The global COVID-19 pandemic created many challenges for the commercial real estate industry. Many small and local businesses have closed or continue to hang on to the hope that business will resume to “normal”. “Essential” businesses have prospered in comparison (big-box retailers, grocery stores, home improvement businesses and the life sciences industry). Commercial real estate will be defined by market segments more than ever before. The industrial, office, retail, hospitality, restaurant and multi-family markets will all be impacted differently. These impacts will have a trickledown effect on how each segment is viewed by investors, users and lenders alike.
Seacoast NH Office Market:
The vacancy rate for the Seacoast at year-end 2020 was 10.6%. 2020 however, was not a typical year and cannot be used as a reliable measure for the year ahead. There are many unanswered questions as we re-enter a post-COVID world in 2021. Will office tenants return to their office space at pre-COVID occupancy levels, or will tenants continue to work remotely?

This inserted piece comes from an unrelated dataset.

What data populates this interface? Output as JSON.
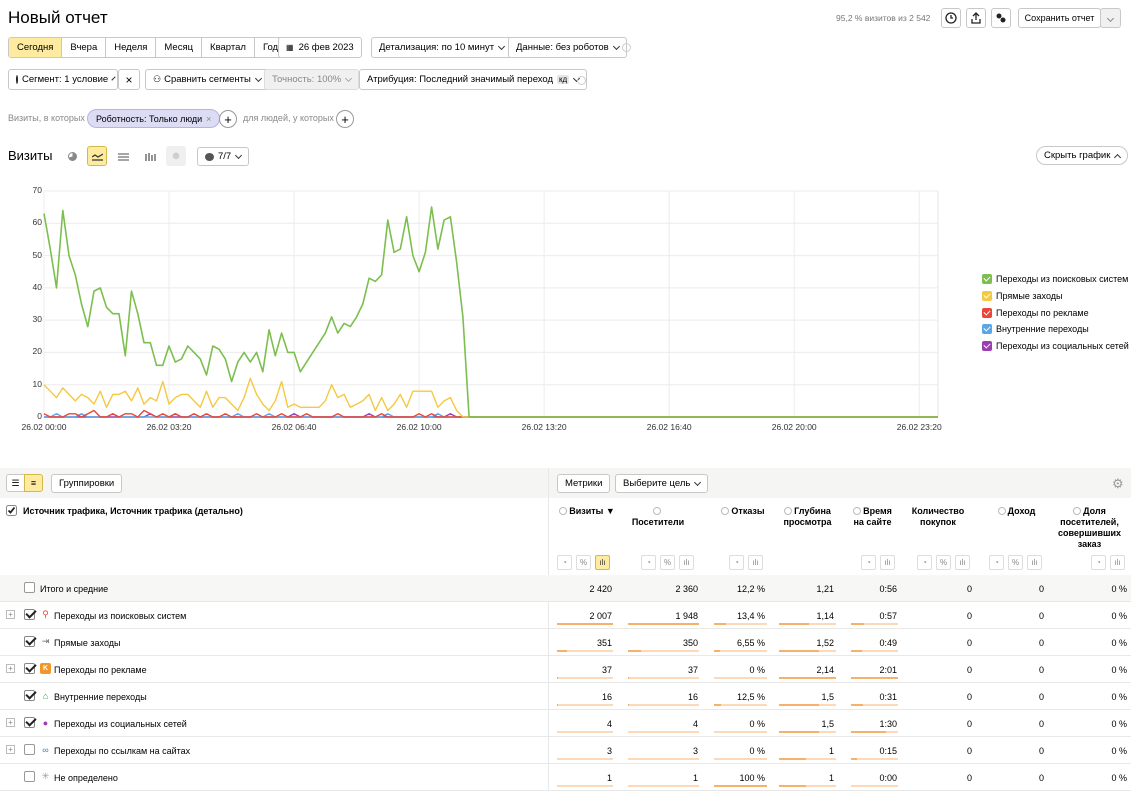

This is the biggest question for 2021 and could have significant short- and long-term effects on the office market. Many businesses are still taking a “wait and see” approach before making long-term decisions. As we enter 2021, the majority of office users are still working remotely. The Pease Tradeport has always been the leading barometer in the Seacoast. A quick review of the office parking lots at Pease indicates that only 10%-20% of the multi-tenanted office buildings are currently occupied. Will these office tenants return to their space or ultimately decide to downsize their office footprint? Many companies will undoubtedly view this as an opportunity to reduce their rent expense, if they have been just as productive working remotely as working from a traditional office space. Conversely, will companies value the office environment for team building, collaboration, creativity, and efficiency that is hard to duplicate while working remotely?
The answers will start to come over the next 12 to 18 months. It is likely that a wave of sublease space will become available. This will be followed by companies who have decided to downsize as their leases expire. Simultaneously, demand for office space, which has been extremely low since the pandemic started, will increase slightly as those companies that are downsizing enter the market to look for smaller space and companies that have prospered during the pandemic look to increase their office footprint. We also expect to see an increase in demand from out-of-state companies looking to relocate from their more urban environments.
Although 2021 will most likely be difficult for the office market, the New Hampshire Seacoast typically handles real estate downturns better than most. We remain optimistic that the long-term impact will be limited, and the New Hampshire Seacoast will return to pre-COVID levels much faster than many larger metropolitan markets in the United States.
Seacoast Industrial Market
The Seacoast New Hampshire industrial market remains extremely tight even with the uncertainty of the COVID-19 pandemic. The 2020 year-end vacancy rate for industrial space in the Seacoast is just 3.9%. This low vacancy rate leaves companies scrambling to renew their current space or with limited options when looking to relocate.
The low vacancy rates have caused an increase in industrial rents. Industrial buildings having clear heights over 20 feet, can support high-bay warehousing, and have good access to I-95 have seen greater increases than older-style buildings.
The Seacoast is experiencing several industry trends, which are putting additional demand for industrial space.
• Companies are increasing inventory in response to supply chain disruption as a result of COVID.
• The surge in e-commerce and last-mile logistical operations will result in retail companies growing online sales and continued growth for companies that support large box retailers.
• Businesses in the life sciences and medical sectors that have received government grants and/or contracts will increase manufacturing and the production of new product.
Challenges exist for ground-up industrial development in the Seacoast especially along the I-95 corridor, creating obstacles to reach a tenable price point. These challenges include lack of industrial land with city water/sewer, the cost of industrial land, the cost of construction and raw materials, and high labor costs.
Finding available industrial land will be a challenge in 2021. Lack of product and strong demand, will cause lease rates to rise in all Seacoast towns. This is also true for sale prices which have increased by as much as 30-50% in just four years. While, the challenges faced along the I-95 corridor have left new construction pricing too high in the past, we believe tenants who want or need to be in this market will elect to pay the higher build-to-suit pricing.
Forecast:
While it is a difficult to predict how the commercial real estate industry will be affected both short- and long-term, we expect to gain insight over the next 12 months as we return (hopefully!) to some sense of normalcy. We expect short-term problems will remain for the office, restaurant, and hospitality industry, but industrial, multi-family, and investor markets will remain in high demand
Kent White is a principal broker, partner, and Christian Stallkamp is a senior broker with The Boulos Company, Portsmouth, N.H.